With a gpu batch size of 512 and doing 20 mini-batches at a time (10,240 samples) it takes less than 2 hours. This is actually doing 2 epochs per batch (not full epochs over the entire sample set at once). On my GTX-1070 gpu each batch of 512 epoch takes about 3 seconds. The vast majority of the time is parsing the pgn input which is fed directly into the training.
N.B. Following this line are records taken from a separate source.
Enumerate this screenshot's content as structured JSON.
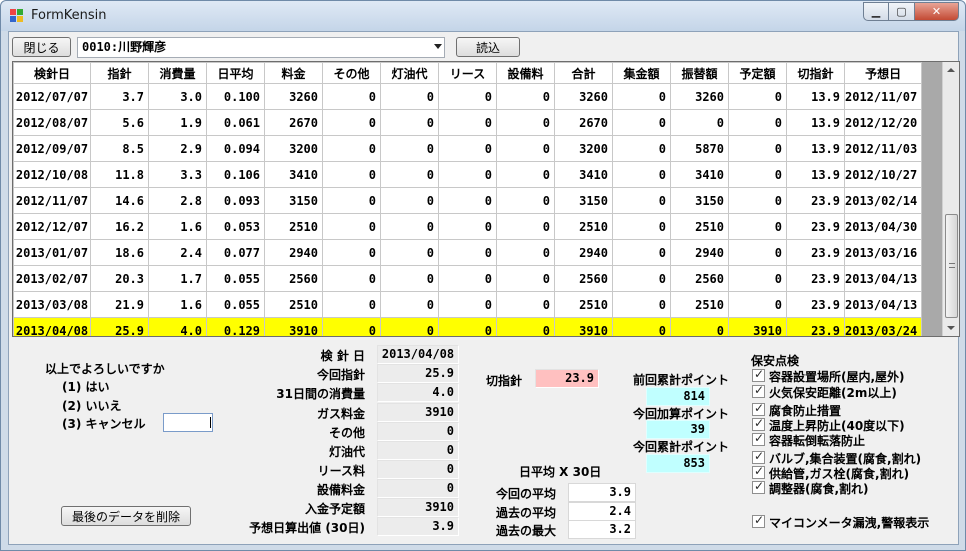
{
  "window": {
    "title": "FormKensin"
  },
  "toolbar": {
    "close_label": "閉じる",
    "customer_value": "0010:川野輝彦",
    "load_label": "読込"
  },
  "grid": {
    "columns": [
      "検針日",
      "指針",
      "消費量",
      "日平均",
      "料金",
      "その他",
      "灯油代",
      "リース",
      "設備料",
      "合計",
      "集金額",
      "振替額",
      "予定額",
      "切指針",
      "予想日"
    ],
    "rows": [
      [
        "2012/07/07",
        "3.7",
        "3.0",
        "0.100",
        "3260",
        "0",
        "0",
        "0",
        "0",
        "3260",
        "0",
        "3260",
        "0",
        "13.9",
        "2012/11/07"
      ],
      [
        "2012/08/07",
        "5.6",
        "1.9",
        "0.061",
        "2670",
        "0",
        "0",
        "0",
        "0",
        "2670",
        "0",
        "0",
        "0",
        "13.9",
        "2012/12/20"
      ],
      [
        "2012/09/07",
        "8.5",
        "2.9",
        "0.094",
        "3200",
        "0",
        "0",
        "0",
        "0",
        "3200",
        "0",
        "5870",
        "0",
        "13.9",
        "2012/11/03"
      ],
      [
        "2012/10/08",
        "11.8",
        "3.3",
        "0.106",
        "3410",
        "0",
        "0",
        "0",
        "0",
        "3410",
        "0",
        "3410",
        "0",
        "13.9",
        "2012/10/27"
      ],
      [
        "2012/11/07",
        "14.6",
        "2.8",
        "0.093",
        "3150",
        "0",
        "0",
        "0",
        "0",
        "3150",
        "0",
        "3150",
        "0",
        "23.9",
        "2013/02/14"
      ],
      [
        "2012/12/07",
        "16.2",
        "1.6",
        "0.053",
        "2510",
        "0",
        "0",
        "0",
        "0",
        "2510",
        "0",
        "2510",
        "0",
        "23.9",
        "2013/04/30"
      ],
      [
        "2013/01/07",
        "18.6",
        "2.4",
        "0.077",
        "2940",
        "0",
        "0",
        "0",
        "0",
        "2940",
        "0",
        "2940",
        "0",
        "23.9",
        "2013/03/16"
      ],
      [
        "2013/02/07",
        "20.3",
        "1.7",
        "0.055",
        "2560",
        "0",
        "0",
        "0",
        "0",
        "2560",
        "0",
        "2560",
        "0",
        "23.9",
        "2013/04/13"
      ],
      [
        "2013/03/08",
        "21.9",
        "1.6",
        "0.055",
        "2510",
        "0",
        "0",
        "0",
        "0",
        "2510",
        "0",
        "2510",
        "0",
        "23.9",
        "2013/04/13"
      ],
      [
        "2013/04/08",
        "25.9",
        "4.0",
        "0.129",
        "3910",
        "0",
        "0",
        "0",
        "0",
        "3910",
        "0",
        "0",
        "3910",
        "23.9",
        "2013/03/24"
      ]
    ],
    "selected_row": 9
  },
  "confirm": {
    "question": "以上でよろしいですか",
    "options": [
      "(1) はい",
      "(2) いいえ",
      "(3) キャンセル"
    ],
    "input_value": ""
  },
  "delete_button": "最後のデータを削除",
  "summary": [
    {
      "label": "検 針 日",
      "value": "2013/04/08"
    },
    {
      "label": "今回指針",
      "value": "25.9"
    },
    {
      "label": "31日間の消費量",
      "value": "4.0"
    },
    {
      "label": "ガス料金",
      "value": "3910"
    },
    {
      "label": "その他",
      "value": "0"
    },
    {
      "label": "灯油代",
      "value": "0"
    },
    {
      "label": "リース料",
      "value": "0"
    },
    {
      "label": "設備料金",
      "value": "0"
    },
    {
      "label": "入金予定額",
      "value": "3910"
    },
    {
      "label": "予想日算出値 (30日)",
      "value": "3.9"
    }
  ],
  "cut": {
    "label": "切指針",
    "value": "23.9"
  },
  "daily_avg": {
    "title": "日平均 X 30日",
    "items": [
      {
        "label": "今回の平均",
        "value": "3.9"
      },
      {
        "label": "過去の平均",
        "value": "2.4"
      },
      {
        "label": "過去の最大",
        "value": "3.2"
      }
    ]
  },
  "points": [
    {
      "label": "前回累計ポイント",
      "value": "814"
    },
    {
      "label": "今回加算ポイント",
      "value": "39"
    },
    {
      "label": "今回累計ポイント",
      "value": "853"
    }
  ],
  "safety": {
    "title": "保安点検",
    "items": [
      "容器設置場所(屋内,屋外)",
      "火気保安距離(2m以上)",
      "腐食防止措置",
      "温度上昇防止(40度以下)",
      "容器転倒転落防止",
      "バルブ,集合装置(腐食,割れ)",
      "供給管,ガス栓(腐食,割れ)",
      "調整器(腐食,割れ)"
    ],
    "meter_label": "マイコンメータ漏洩,警報表示"
  },
  "colors": {
    "selected_row": "#ffff00",
    "cut_value_bg": "#ffc0c0",
    "point_value_bg": "#c0ffff"
  }
}
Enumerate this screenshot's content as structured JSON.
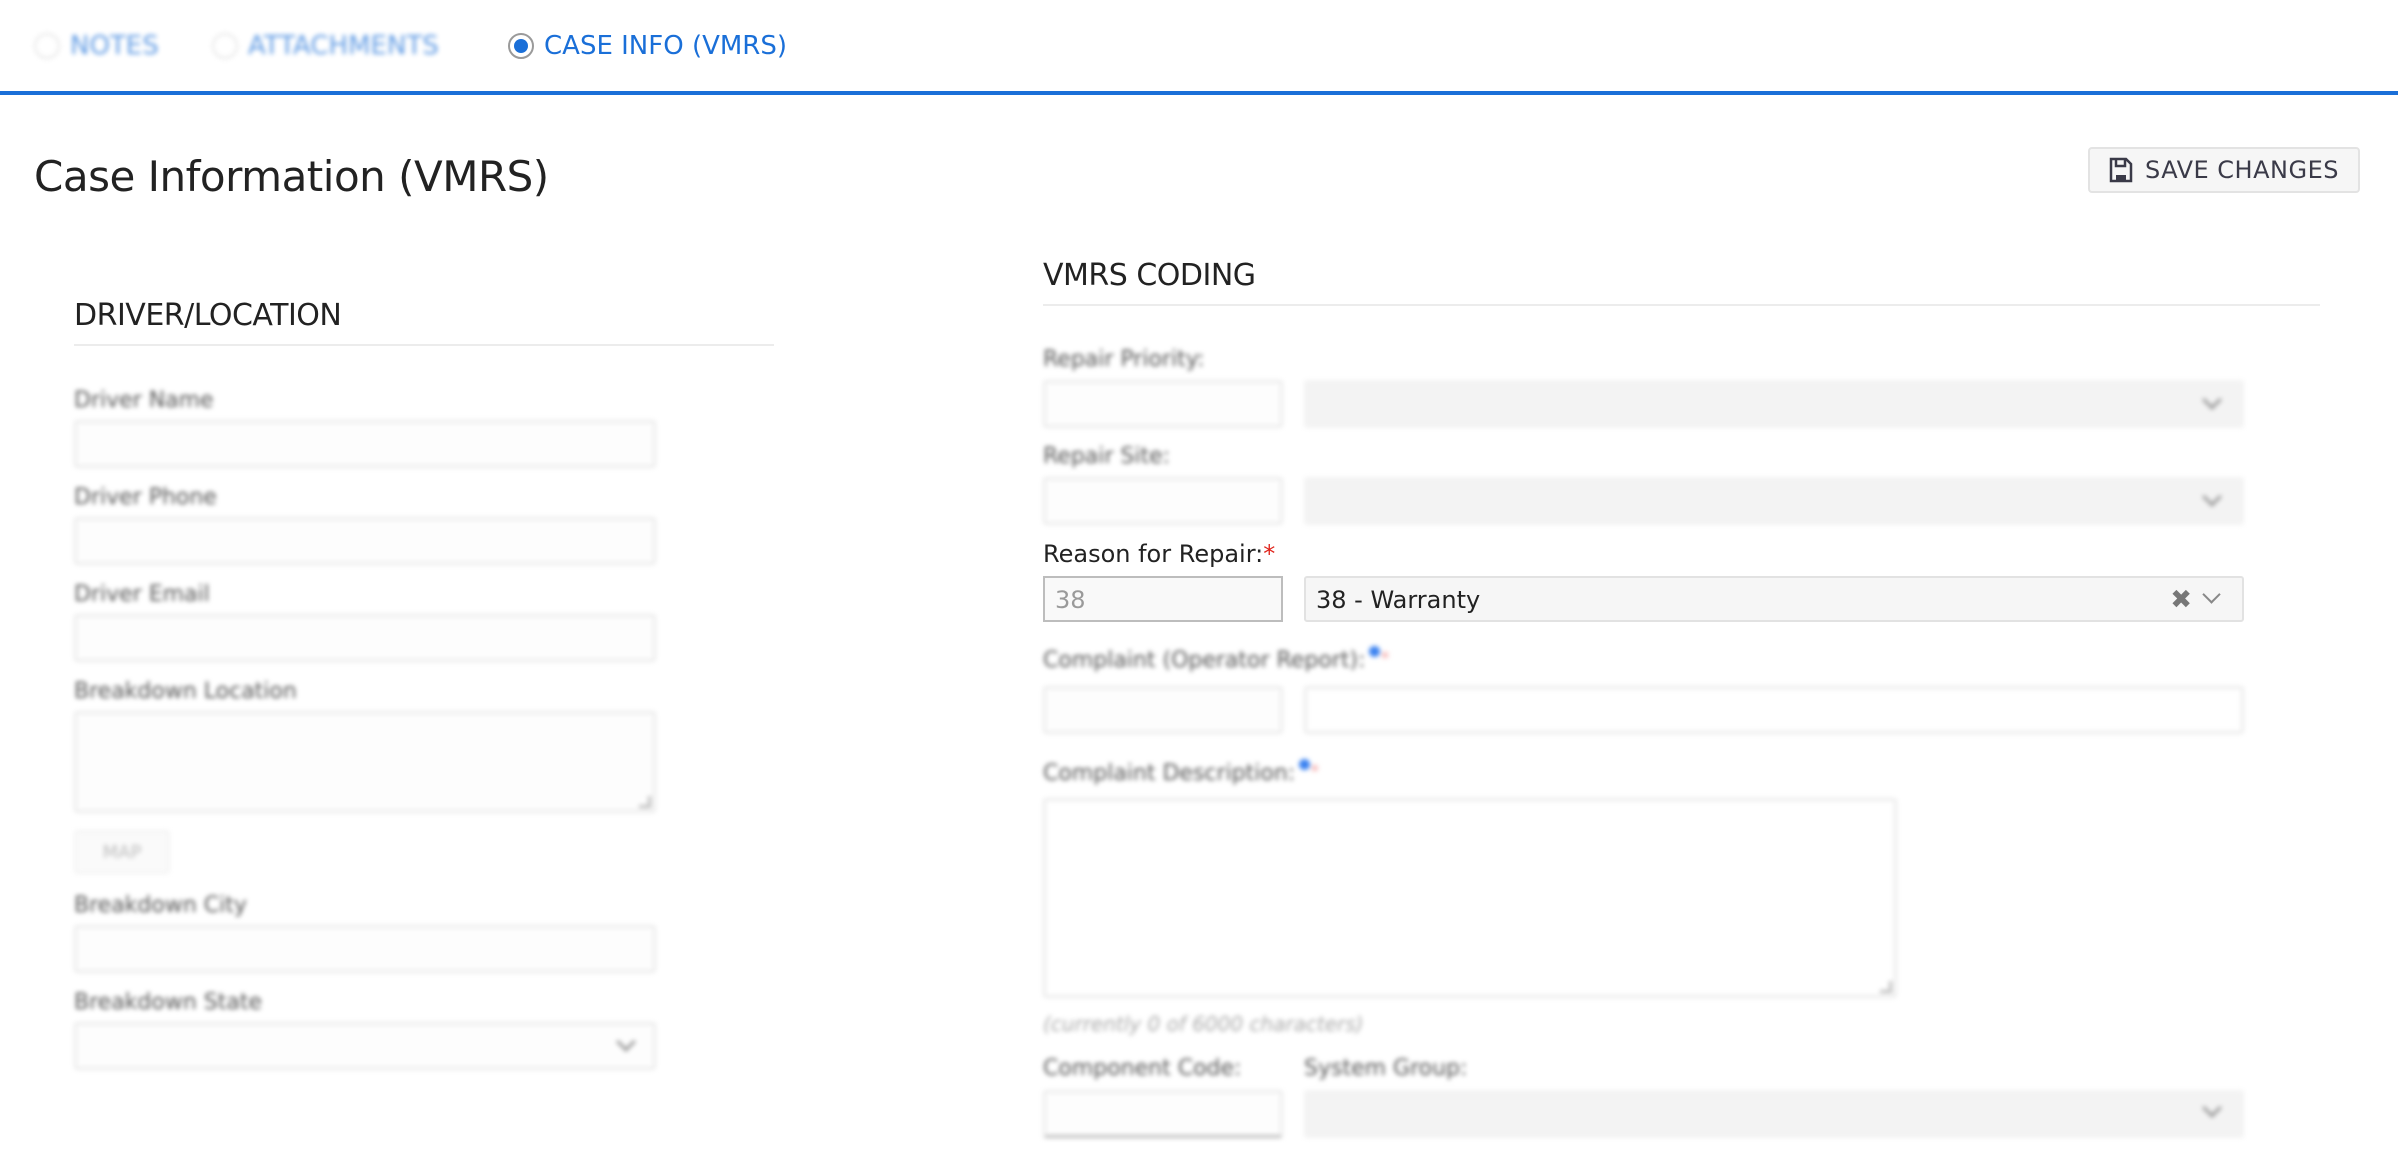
{
  "tabs": [
    {
      "label": "NOTES",
      "selected": false
    },
    {
      "label": "ATTACHMENTS",
      "selected": false
    },
    {
      "label": "CASE INFO (VMRS)",
      "selected": true
    }
  ],
  "page": {
    "title": "Case Information (VMRS)",
    "save_label": "SAVE CHANGES",
    "save_icon": "floppy-disk-icon"
  },
  "driver_location": {
    "title": "DRIVER/LOCATION",
    "fields": {
      "driver_name": {
        "label": "Driver Name",
        "value": ""
      },
      "driver_phone": {
        "label": "Driver Phone",
        "value": ""
      },
      "driver_email": {
        "label": "Driver Email",
        "value": ""
      },
      "breakdown_location": {
        "label": "Breakdown Location",
        "value": ""
      },
      "map_button": "MAP",
      "breakdown_city": {
        "label": "Breakdown City",
        "value": ""
      },
      "breakdown_state": {
        "label": "Breakdown State",
        "value": ""
      }
    }
  },
  "vmrs_coding": {
    "title": "VMRS CODING",
    "repair_priority": {
      "label": "Repair Priority:",
      "code": "",
      "value": ""
    },
    "repair_site": {
      "label": "Repair Site:",
      "code": "",
      "value": ""
    },
    "reason_for_repair": {
      "label": "Reason for Repair:",
      "required_mark": "*",
      "code": "38",
      "value": "38 - Warranty",
      "clear_icon": "✖"
    },
    "complaint_operator_report": {
      "label": "Complaint (Operator Report):",
      "required_mark": "*",
      "code": "",
      "value": ""
    },
    "complaint_description": {
      "label": "Complaint Description:",
      "required_mark": "*",
      "value": "",
      "char_count": "(currently 0 of 6000 characters)"
    },
    "component_code": {
      "label": "Component Code:",
      "value": ""
    },
    "system_group": {
      "label": "System Group:",
      "value": ""
    }
  }
}
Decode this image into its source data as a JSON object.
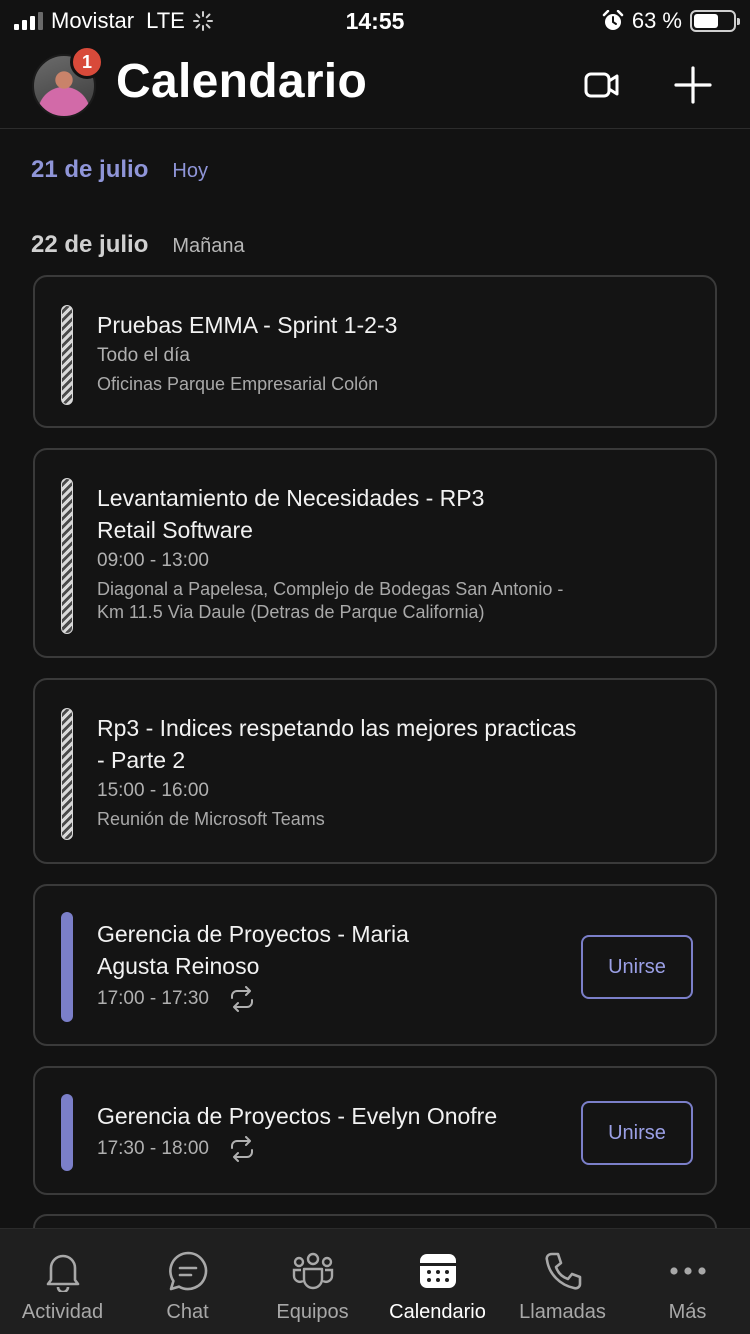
{
  "status_bar": {
    "carrier": "Movistar",
    "network": "LTE",
    "time": "14:55",
    "battery": "63 %",
    "battery_level": 0.63,
    "icons": [
      "signal-icon",
      "loading-spinner-icon",
      "alarm-icon",
      "battery-icon"
    ]
  },
  "header": {
    "title": "Calendario",
    "notification_count": "1",
    "actions": [
      "video-meeting-icon",
      "add-icon"
    ]
  },
  "dates": {
    "today": {
      "date": "21 de julio",
      "label": "Hoy"
    },
    "tomorrow": {
      "date": "22 de julio",
      "label": "Mañana"
    }
  },
  "events": [
    {
      "title": "Pruebas EMMA - Sprint 1-2-3",
      "time": "Todo el día",
      "location": "Oficinas Parque Empresarial Colón"
    },
    {
      "title_lines": [
        "Levantamiento de Necesidades - RP3",
        "Retail Software"
      ],
      "time": "09:00 - 13:00",
      "location_lines": [
        "Diagonal a Papelesa, Complejo de Bodegas San Antonio -",
        "Km 11.5 Via Daule (Detras de Parque California)"
      ]
    },
    {
      "title_lines": [
        "Rp3 - Indices respetando las mejores practicas",
        "- Parte 2"
      ],
      "time": "15:00 - 16:00",
      "location": "Reunión de Microsoft Teams"
    },
    {
      "title_lines": [
        "Gerencia de Proyectos - Maria",
        "Agusta Reinoso"
      ],
      "time": "17:00 - 17:30",
      "join_label": "Unirse"
    },
    {
      "title": "Gerencia de Proyectos - Evelyn Onofre",
      "time": "17:30 - 18:00",
      "join_label": "Unirse"
    }
  ],
  "tabs": [
    {
      "label": "Actividad",
      "icon": "bell-icon"
    },
    {
      "label": "Chat",
      "icon": "chat-icon"
    },
    {
      "label": "Equipos",
      "icon": "teams-icon"
    },
    {
      "label": "Calendario",
      "icon": "calendar-icon",
      "active": true
    },
    {
      "label": "Llamadas",
      "icon": "phone-icon"
    },
    {
      "label": "Más",
      "icon": "more-icon"
    }
  ],
  "colors": {
    "accent": "#7b7fc9",
    "today_text": "#8f95d8",
    "background": "#121212",
    "badge": "#d84a3a"
  }
}
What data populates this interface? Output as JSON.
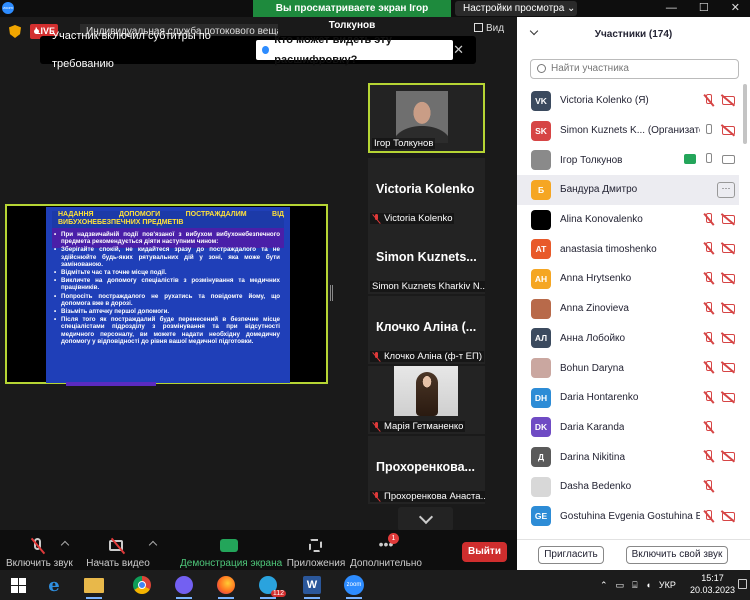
{
  "topbar": {
    "zoom_badge": "zoom",
    "share_banner": "Вы просматриваете экран Ігор Толкунов",
    "view_options": "Настройки просмотра ⌄",
    "window_controls": [
      "—",
      "☐",
      "✕"
    ]
  },
  "meeting": {
    "live_label": "LIVE",
    "title": "Индивидуальная служба потокового вещания",
    "view_label": "Вид"
  },
  "caption_toast": {
    "message": "Участник включил субтитры по требованию",
    "link": "Кто может видеть эту расшифровку?",
    "close": "✕"
  },
  "slide": {
    "heading_line1": "НАДАННЯ ДОПОМОГИ ПОСТРАЖДАЛИМ ВІД",
    "heading_line2": "ВИБУХОНЕБЕЗПЕЧНИХ ПРЕДМЕТІВ",
    "bullets": [
      "При надзвичайній події пов'язаної з вибухом вибухонебезпечного предмета рекомендується діяти наступним чином:",
      "Зберігайте спокій, не кидайтеся зразу до постраждалого та не здійснюйте будь-яких рятувальних дій у зоні, яка може бути замінованою.",
      "Відмітьте час та точне місце події.",
      "Викличте на допомогу спеціалістів з розмінування та медичних працівників.",
      "Попросіть постраждалого не рухатись та повідомте йому, що допомога вже в дорозі.",
      "Візьміть аптечку першої допомоги.",
      "Після того як постраждалий буде перенесений в безпечне місце спеціалістами підрозділу з розмінування та при відсутності медичного персоналу, ви можете надати необхідну домедичну допомогу у відповідності до рівня вашої медичної підготовки."
    ]
  },
  "tiles": [
    {
      "name": "",
      "label": "Ігор Толкунов"
    },
    {
      "name": "Victoria Kolenko",
      "label": "Victoria Kolenko"
    },
    {
      "name": "Simon Kuznets...",
      "label": "Simon Kuznets Kharkiv N..."
    },
    {
      "name": "Клочко Аліна (...",
      "label": "Клочко Аліна (ф-т ЕП)"
    },
    {
      "name": "",
      "label": "Марія Гетманенко"
    },
    {
      "name": "Прохоренкова...",
      "label": "Прохоренкова Анаста..."
    }
  ],
  "toolbar": {
    "mute": "Включить звук",
    "video": "Начать видео",
    "share": "Демонстрация экрана",
    "apps": "Приложения",
    "more": "Дополнительно",
    "more_badge": "1",
    "leave": "Выйти"
  },
  "participants": {
    "title": "Участники (174)",
    "search_placeholder": "Найти участника",
    "invite": "Пригласить",
    "unmute_self": "Включить свой звук",
    "rows": [
      {
        "initials": "VK",
        "color": "#3b4a5e",
        "name": "Victoria Kolenko",
        "role": "(Я)",
        "mic": "off",
        "cam": "off"
      },
      {
        "initials": "SK",
        "color": "#d64545",
        "name": "Simon Kuznets K...",
        "role": "(Организатор)",
        "mic": "on",
        "cam": "off"
      },
      {
        "initials": "",
        "color": "#8a8a8a",
        "name": "Ігор Толкунов",
        "role": "",
        "mic": "on",
        "cam": "on",
        "share": true
      },
      {
        "initials": "Б",
        "color": "#f5a623",
        "name": "Бандура Дмитро",
        "role": "",
        "mic": "none",
        "cam": "none",
        "more": "···"
      },
      {
        "initials": "",
        "color": "#000000",
        "name": "Alina Konovalenko",
        "role": "",
        "mic": "off",
        "cam": "off"
      },
      {
        "initials": "AT",
        "color": "#e85a2a",
        "name": "anastasia timoshenko",
        "role": "",
        "mic": "off",
        "cam": "off"
      },
      {
        "initials": "AH",
        "color": "#f5a623",
        "name": "Anna Hrytsenko",
        "role": "",
        "mic": "off",
        "cam": "off"
      },
      {
        "initials": "",
        "color": "#b86a4a",
        "name": "Anna Zinovieva",
        "role": "",
        "mic": "off",
        "cam": "off"
      },
      {
        "initials": "АЛ",
        "color": "#3b4a5e",
        "name": "Анна Лобойко",
        "role": "",
        "mic": "off",
        "cam": "off"
      },
      {
        "initials": "",
        "color": "#caa7a0",
        "name": "Bohun Daryna",
        "role": "",
        "mic": "off",
        "cam": "off"
      },
      {
        "initials": "DH",
        "color": "#2d8cd6",
        "name": "Daria Hontarenko",
        "role": "",
        "mic": "off",
        "cam": "off"
      },
      {
        "initials": "DK",
        "color": "#6f4bc4",
        "name": "Daria Karanda",
        "role": "",
        "mic": "off",
        "cam": "none"
      },
      {
        "initials": "Д",
        "color": "#5a5a5a",
        "name": "Darina Nikitina",
        "role": "",
        "mic": "off",
        "cam": "off"
      },
      {
        "initials": "",
        "color": "#d8d8d8",
        "name": "Dasha Bedenko",
        "role": "",
        "mic": "off",
        "cam": "none"
      },
      {
        "initials": "GE",
        "color": "#2d8cd6",
        "name": "Gostuhina Evgenia Gostuhina Ev...",
        "role": "",
        "mic": "off",
        "cam": "off"
      }
    ]
  },
  "taskbar": {
    "telegram_badge": "112",
    "zoom_label": "zoom",
    "lang": "УКР",
    "time": "15:17",
    "date": "20.03.2023"
  }
}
Most other approaches convert the pgn to another binary input plane format, but I have limited disk space (yes, I know disks are relatively cheap), and I also want to be able to change the input without having to re-process everything. Of course, I end up reprocessing it every run, but that's how I'm currently doing it.
I'm not using just MSE but loss as a weighted combination of value head MSE and policy head categorical cross-entropy. After one run (again with 2 epochs per batch) the accuracy is about 70% and loss goes down from 8.6 to 1.1 Finally, the actual numbers are less important than the trend (although I would like to get to greater accuracy).
I am still fiddling with the learning rate parameters and using 1 cycle LR (along with the 2 epochs per batch) from here:
https://medium.com/oracledevs/lessons-f ... cfcbe4ca9a
For more net info see:
https://github.com/Zeta36/chess-alpha-zero
FYI, the net looks like this:
Code: Select all
>>> model.summary()
__________________________________________________________________________________________________
Layer (type) Output Shape Param # Connected to
==================================================================================================
input_1 (InputLayer) (None, 18, 8, 8) 0
__________________________________________________________________________________________________
input_conv-3-32 (Conv2D) (None, 32, 8, 8) 5184 input_1[0][0]
__________________________________________________________________________________________________
input_batchnorm (BatchNormaliza (None, 32, 8, 8) 128 input_conv-3-32[0][0]
__________________________________________________________________________________________________
input_relu (Activation) (None, 32, 8, 8) 0 input_batchnorm[0][0]
__________________________________________________________________________________________________
res1_conv1-3-32 (Conv2D) (None, 32, 8, 8) 9216 input_relu[0][0]
__________________________________________________________________________________________________
res1_batchnorm1 (BatchNormaliza (None, 32, 8, 8) 128 res1_conv1-3-32[0][0]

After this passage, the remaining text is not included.